In all cases the donor site of the local FTSG was closed primarily in the context of the closure of the access incision (see Fig. 3 ). To accomplish this, gentle subcutaneous mobilization was performed. A passive silicone capillary drain was placed subfascially before closure. No vacuum-assisted closure (sub-atmospheric pressure dressing) or splint cast was used.

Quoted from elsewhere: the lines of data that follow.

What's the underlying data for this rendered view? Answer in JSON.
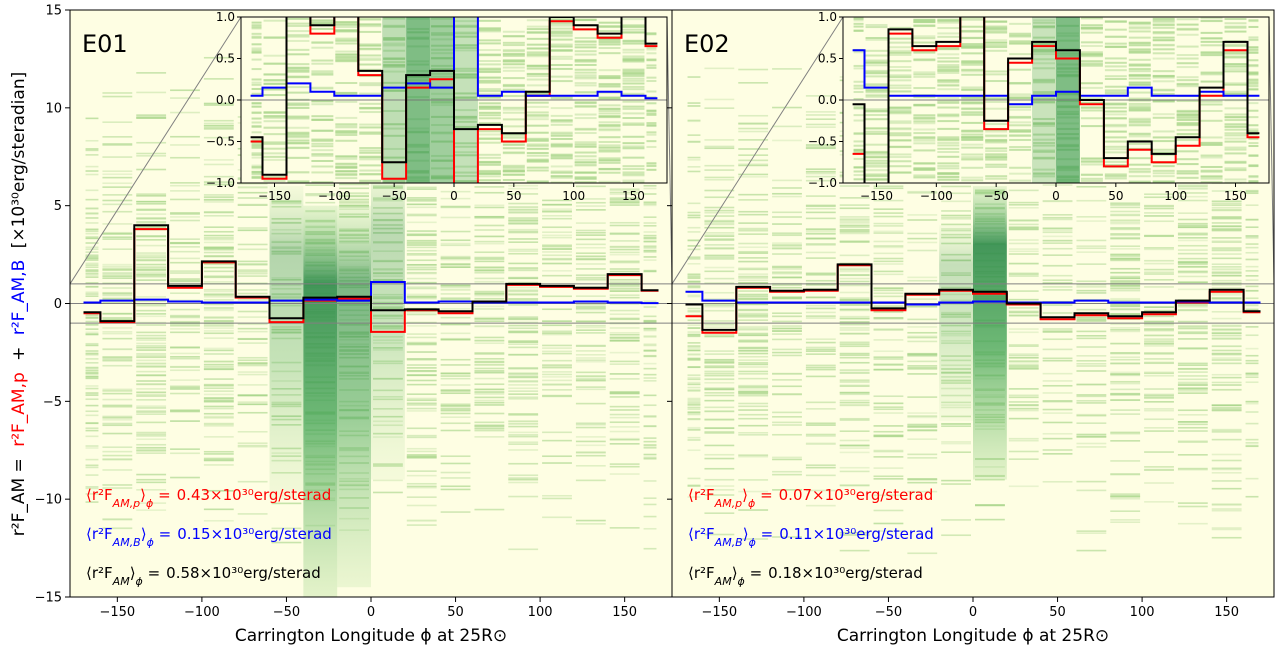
{
  "figure": {
    "ylabel": "r²F_AM = r²F_AM,p + r²F_AM,B [×10³⁰erg/steradian]",
    "ylabel_parts": {
      "total": "r²F_AM =",
      "p": "r²F_AM,p",
      "plus": "+",
      "b": "r²F_AM,B",
      "units": "[×10³⁰erg/steradian]"
    }
  },
  "chart_data": [
    {
      "type": "line",
      "panel": "E01",
      "title": "E01",
      "xlabel": "Carrington Longitude ϕ at 25R⊙",
      "xlim": [
        -178,
        178
      ],
      "ylim": [
        -15,
        15
      ],
      "xticks": [
        -150,
        -100,
        -50,
        0,
        50,
        100,
        150
      ],
      "yticks": [
        -15,
        -10,
        -5,
        0,
        5,
        10,
        15
      ],
      "bin_edges": [
        -170,
        -160,
        -140,
        -120,
        -100,
        -80,
        -60,
        -40,
        -20,
        0,
        20,
        40,
        60,
        80,
        100,
        120,
        140,
        160,
        170
      ],
      "series": [
        {
          "key": "p",
          "color": "#ff0000",
          "values": [
            -0.5,
            -0.95,
            3.8,
            0.8,
            2.1,
            0.3,
            -0.95,
            0.15,
            0.25,
            -1.45,
            -0.35,
            -0.5,
            0.05,
            0.95,
            0.85,
            0.75,
            1.45,
            0.65
          ]
        },
        {
          "key": "b",
          "color": "#0000ff",
          "values": [
            0.05,
            0.15,
            0.2,
            0.1,
            0.05,
            0.05,
            0.15,
            0.2,
            0.15,
            1.1,
            0.05,
            0.1,
            0.05,
            0.05,
            0.05,
            0.1,
            0.05,
            0.02
          ]
        },
        {
          "key": "total",
          "color": "#000000",
          "values": [
            -0.45,
            -0.9,
            4.0,
            0.9,
            2.15,
            0.35,
            -0.75,
            0.3,
            0.35,
            -0.35,
            -0.3,
            -0.4,
            0.1,
            1.0,
            0.9,
            0.8,
            1.5,
            0.68
          ]
        }
      ],
      "density_columns": [
        {
          "x0": -40,
          "x1": -20,
          "dark": 1.0,
          "ymin": -15,
          "ymax": 5
        },
        {
          "x0": -20,
          "x1": 0,
          "dark": 0.7,
          "ymin": -14.5,
          "ymax": 5
        },
        {
          "x0": -60,
          "x1": -40,
          "dark": 0.4,
          "ymin": -10,
          "ymax": 6
        },
        {
          "x0": 0,
          "x1": 20,
          "dark": 0.35,
          "ymin": -9,
          "ymax": 7
        }
      ],
      "inset": {
        "xlim": [
          -178,
          178
        ],
        "ylim": [
          -1.0,
          1.0
        ],
        "xticks": [
          -150,
          -100,
          -50,
          0,
          50,
          100,
          150
        ],
        "yticks": [
          -1.0,
          -0.5,
          0.0,
          0.5,
          1.0
        ],
        "ytick_labels": [
          "−1.0",
          "−0.5",
          "0.0",
          "0.5",
          "1.0"
        ]
      },
      "annotations": [
        {
          "key": "p",
          "label": "⟨r²F_AM,p⟩ϕ =",
          "value": "0.43×10³⁰erg/sterad",
          "color": "#ff0000"
        },
        {
          "key": "b",
          "label": "⟨r²F_AM,B⟩ϕ =",
          "value": "0.15×10³⁰erg/sterad",
          "color": "#0000ff"
        },
        {
          "key": "total",
          "label": "⟨r²F_AM⟩ϕ =",
          "value": "0.58×10³⁰erg/sterad",
          "color": "#000000"
        }
      ]
    },
    {
      "type": "line",
      "panel": "E02",
      "title": "E02",
      "xlabel": "Carrington Longitude ϕ at 25R⊙",
      "xlim": [
        -178,
        178
      ],
      "ylim": [
        -15,
        15
      ],
      "xticks": [
        -150,
        -100,
        -50,
        0,
        50,
        100,
        150
      ],
      "yticks": [
        -15,
        -10,
        -5,
        0,
        5,
        10,
        15
      ],
      "bin_edges": [
        -170,
        -160,
        -140,
        -120,
        -100,
        -80,
        -60,
        -40,
        -20,
        0,
        20,
        40,
        60,
        80,
        100,
        120,
        140,
        160,
        170
      ],
      "series": [
        {
          "key": "p",
          "color": "#ff0000",
          "values": [
            -0.65,
            -1.5,
            0.8,
            0.6,
            0.65,
            1.95,
            -0.35,
            0.45,
            0.65,
            0.5,
            -0.05,
            -0.8,
            -0.6,
            -0.75,
            -0.55,
            0.05,
            0.6,
            -0.45
          ]
        },
        {
          "key": "b",
          "color": "#0000ff",
          "values": [
            0.6,
            0.15,
            0.05,
            0.05,
            0.05,
            0.05,
            0.05,
            -0.05,
            0.05,
            0.1,
            0.05,
            0.05,
            0.15,
            0.05,
            0.05,
            0.1,
            0.05,
            0.05
          ]
        },
        {
          "key": "total",
          "color": "#000000",
          "values": [
            -0.05,
            -1.35,
            0.85,
            0.65,
            0.7,
            2.0,
            -0.25,
            0.5,
            0.7,
            0.6,
            0.0,
            -0.7,
            -0.5,
            -0.65,
            -0.45,
            0.15,
            0.7,
            -0.4
          ]
        }
      ],
      "density_columns": [
        {
          "x0": 0,
          "x1": 20,
          "dark": 1.0,
          "ymin": -9,
          "ymax": 6
        },
        {
          "x0": -20,
          "x1": 0,
          "dark": 0.3,
          "ymin": -6,
          "ymax": 4
        }
      ],
      "inset": {
        "xlim": [
          -178,
          178
        ],
        "ylim": [
          -1.0,
          1.0
        ],
        "xticks": [
          -150,
          -100,
          -50,
          0,
          50,
          100,
          150
        ],
        "yticks": [
          -1.0,
          -0.5,
          0.0,
          0.5,
          1.0
        ],
        "ytick_labels": [
          "−1.0",
          "−0.5",
          "0.0",
          "0.5",
          "1.0"
        ]
      },
      "annotations": [
        {
          "key": "p",
          "label": "⟨r²F_AM,p⟩ϕ =",
          "value": "0.07×10³⁰erg/sterad",
          "color": "#ff0000"
        },
        {
          "key": "b",
          "label": "⟨r²F_AM,B⟩ϕ =",
          "value": "0.11×10³⁰erg/sterad",
          "color": "#0000ff"
        },
        {
          "key": "total",
          "label": "⟨r²F_AM⟩ϕ =",
          "value": "0.18×10³⁰erg/sterad",
          "color": "#000000"
        }
      ]
    }
  ]
}
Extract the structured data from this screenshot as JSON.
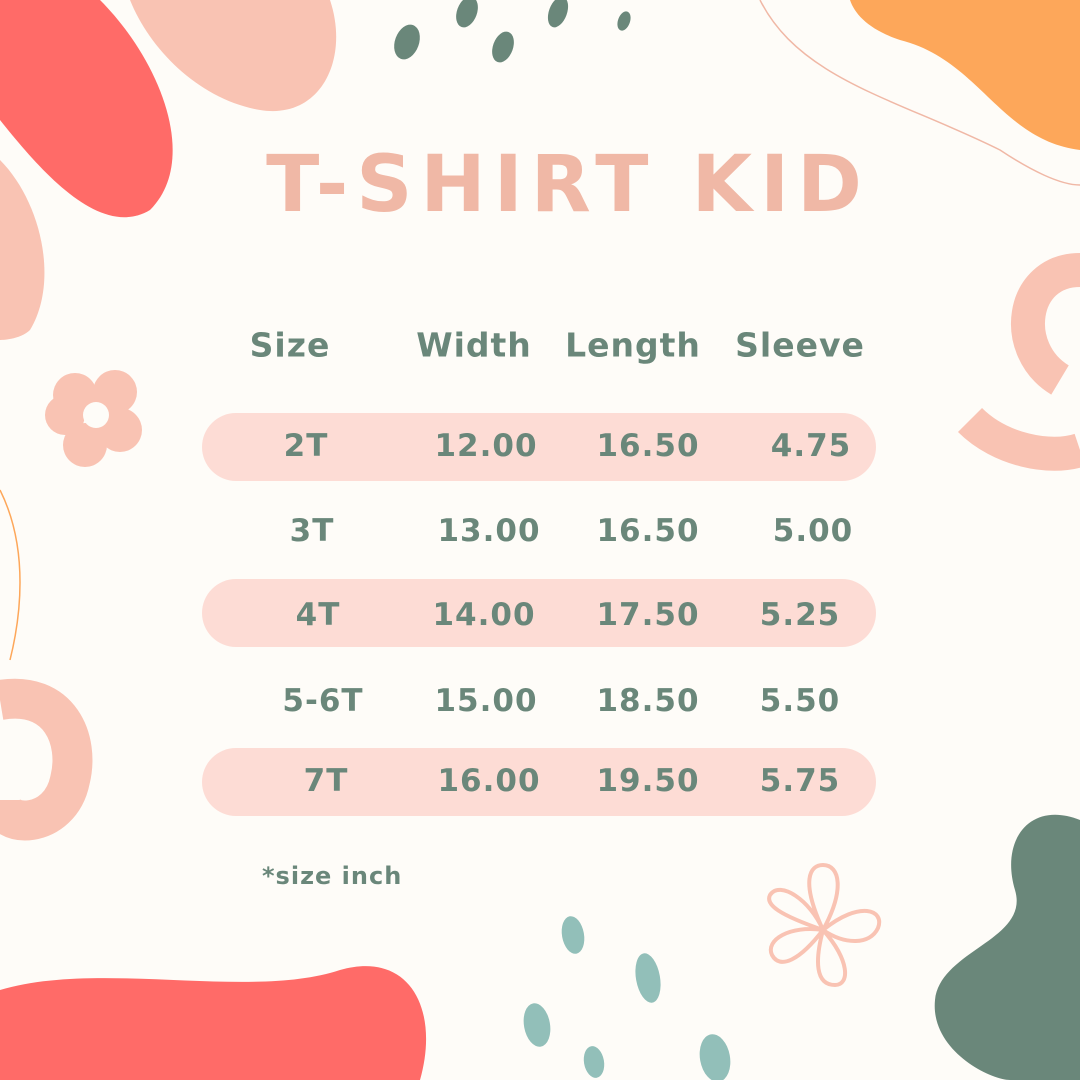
{
  "title": "T-SHIRT KID",
  "colors": {
    "background": "#fefcf8",
    "text": "#6a877a",
    "title": "#f0b8a6",
    "row_highlight": "#fddcd5",
    "coral": "#ff6b68",
    "peach": "#f9c3b3",
    "orange": "#fda75a",
    "green": "#6a877a",
    "teal": "#92bfb9"
  },
  "table": {
    "headers": [
      "Size",
      "Width",
      "Length",
      "Sleeve"
    ],
    "rows": [
      [
        "2T",
        "12.00",
        "16.50",
        "4.75"
      ],
      [
        "3T",
        "13.00",
        "16.50",
        "5.00"
      ],
      [
        "4T",
        "14.00",
        "17.50",
        "5.25"
      ],
      [
        "5-6T",
        "15.00",
        "18.50",
        "5.50"
      ],
      [
        "7T",
        "16.00",
        "19.50",
        "5.75"
      ]
    ]
  },
  "note": "*size inch"
}
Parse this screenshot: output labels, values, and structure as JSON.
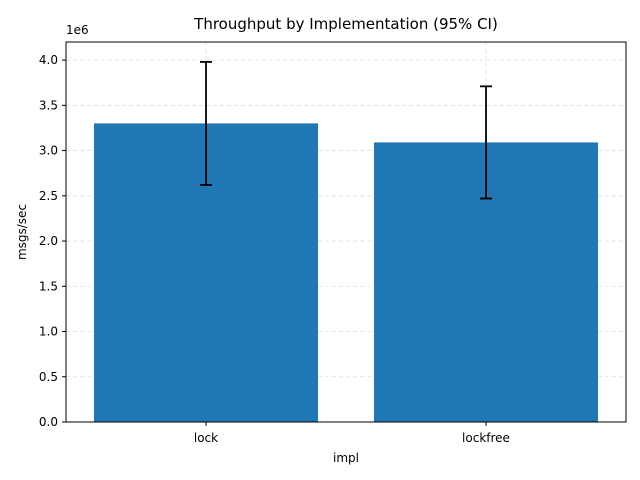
{
  "chart_data": {
    "type": "bar",
    "title": "Throughput by Implementation (95% CI)",
    "xlabel": "impl",
    "ylabel": "msgs/sec",
    "y_offset_label": "1e6",
    "categories": [
      "lock",
      "lockfree"
    ],
    "values": [
      3300000,
      3090000
    ],
    "error_low": [
      2620000,
      2470000
    ],
    "error_high": [
      3980000,
      3710000
    ],
    "ylim": [
      0,
      4200000
    ],
    "yticks": [
      0,
      500000,
      1000000,
      1500000,
      2000000,
      2500000,
      3000000,
      3500000,
      4000000
    ],
    "ytick_labels": [
      "0.0",
      "0.5",
      "1.0",
      "1.5",
      "2.0",
      "2.5",
      "3.0",
      "3.5",
      "4.0"
    ],
    "grid": true,
    "colors": {
      "bar": "#1f77b4",
      "error": "#000000",
      "grid": "#dddddd"
    }
  }
}
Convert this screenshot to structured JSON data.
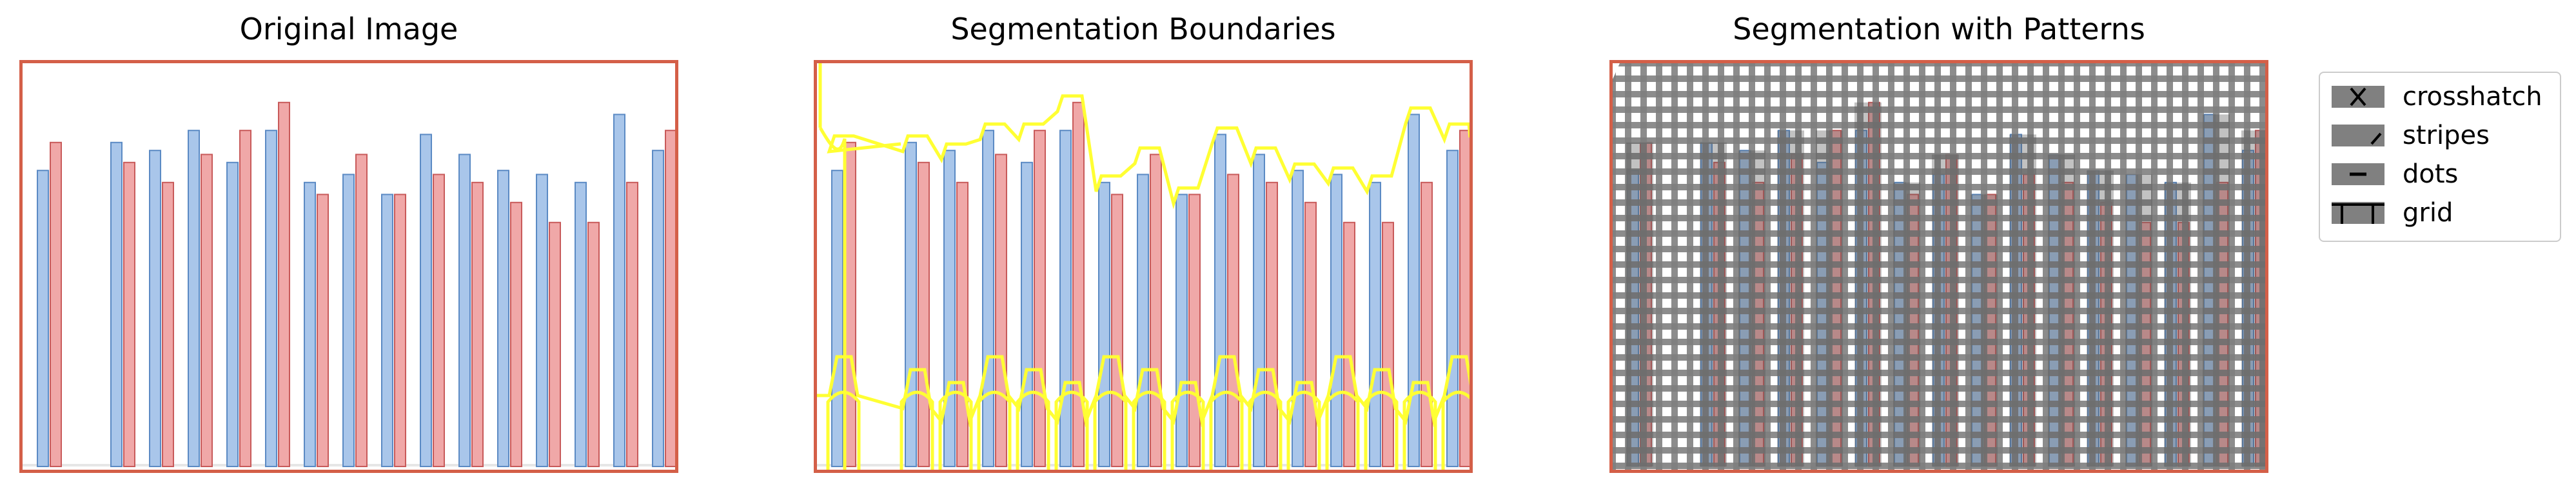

The local FTSG was feasible in all 30 cases. Both the FTSG removal site on the volar forearm and the subsequently covered donor site of the RFFF healed uneventfully in 29 cases. The mean duration of wound healing to complete recovery was 12 ± 2.4 days; the mean defect size was 25 ± 8.4 cm 2 .
The local FTSG resulted in robust wound coverage, with no later wound breakdown. No second donor site was necessary. No skin graft failure and no exposure, tenting, or adherence of flexor tendons occurred. No sensory disturbance of the back of the hand between the thumb and index finger regarding the superficial radial nerve was reported by any patient. No patient complained of a feeling of tension in the forearm. No patient reported cold intolerance or complained of a poor aesthetic result. For functional and aesthetic results at 3 months after the operation, see Figs. 4–7 . In none of the cases did compartment syndrome occur. One patient had postoperative seroma underneath the skin graft that occurred 15 days after surgery; there was no impairment of the skin transplant.